Shopping the aisles of a drugstore for hair color can be a bit intimidating, so Ian Michael Black, Aveda Global Artistic Director for Hair Color, has decoded the boxes for you: A semipermanent color, which washes out of hair after four to six weeks, is designed to blend gray hairs, covering about 50 percent of them. A permanent formula, which won't ever rinse out of hair, will provide 100 percent coverage. Try Garnier Olia Oil Powered Permanent Hair Color, $9.99.
Your hair color will look the most believable -- and take the least amount of upkeep -- if you stick as close to your natural shade as possible. But because gray hair often grows in with a different texture than regular hair, "you may need to go a shade darker in order to cover grays completely," says celebrity colorist Rita Hazan.
If you’re coloring your hair at home, Black advises to concentrate the color just on your roots. “Only pull the dye through to the tip of your hair if you think you really need it, otherwise your ends could start to look too concentrated and darker than your roots,” he says.
If you prefer to get your color done at the salon, ask your colorist to add a few highlights at your next appointment, Hazan says. "They add a few other tones to your hair so that there's not as dramatic a contrast when your gray grows in," she says.
If you’re in-between root touch-ups, avoid drawing attention to any regrowth by wearing your hair in a loose, messy part. A clean, precise part, or hair pulled back tight from your hairline will only emphasize any gray roots you may have.
There are a multitude of innovative products to help disguise gray roots temporarily these days. If you’re at home, try Hazan’s Root Concealer, $25, a spray-on formula that has a targeted nozzle to get coverage right where you need it. If you’re on the go, Color Wow Root Cover Up, $34.50, is a brush-on powder that’s foolproof and easy to use. Both formulas stay on hair until you shampoo them out.
Tired of fighting it? Going gray can be a great style statement, and you'd be in great company -- plenty of celebs have embraced their natural gray hair and couldn't look better.
Helen Mirren shows how a short bob cut can make gray hair feel sleek and polished.

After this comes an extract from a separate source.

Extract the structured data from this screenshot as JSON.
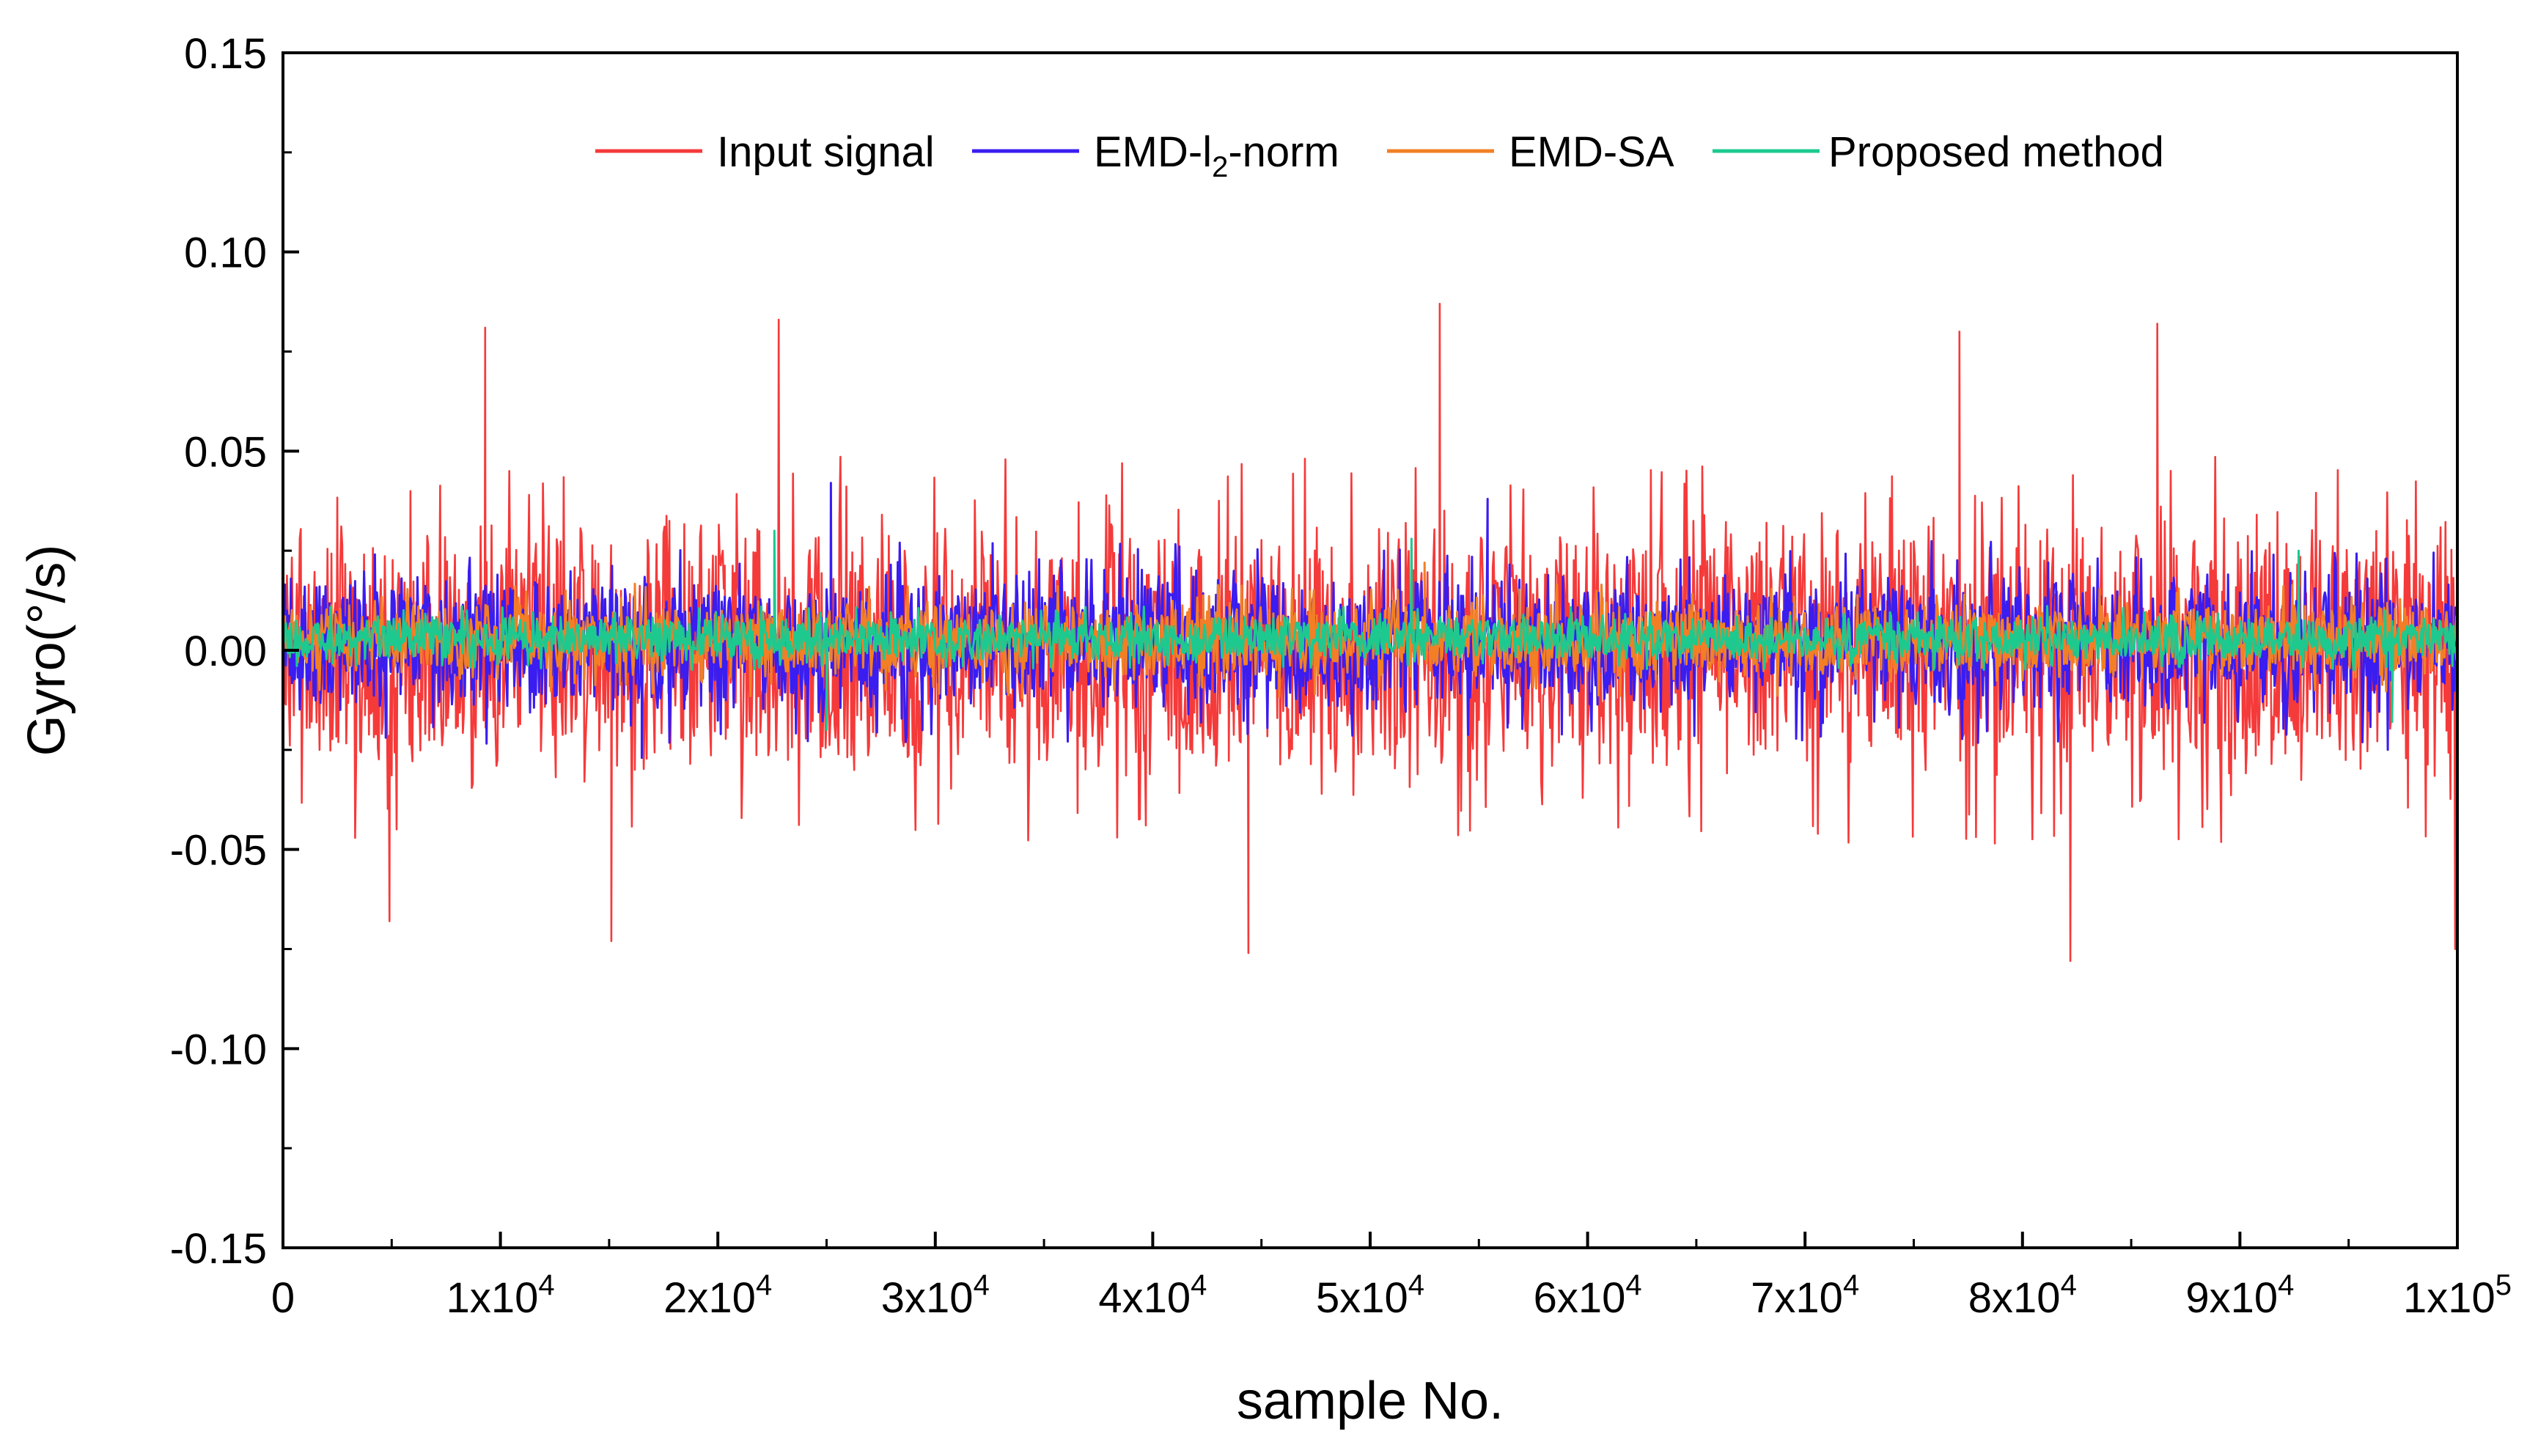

If you've been coloring your gray for a while but want to let it grow out for good, consider a pixie like Jamie Lee Curtis, to let your grays grow out all together.
Both Hazan and Black agree that a clear gloss will add luster to gray hair, which can sometimes look and feel brittle. Every other week, after you've shampooed, saturate your hair with a gloss and let it sit for five minutes, then rinse. Try John Frieda Luminous Color Glaze Clear Shine, $9.99.
Gray hair can sometimes develop a yellow tinge due to environmental factors. Make sure you shampoo and condition with a formula to combat that effect. (Black recommends Aveda Blue Malva Shampoo and Conditioner, $18 each). Moisture is also a big factor in keeping gray hair feeling soft. Once a month, alternate your usual conditioner with a hair mask, to give it a deeper treatment.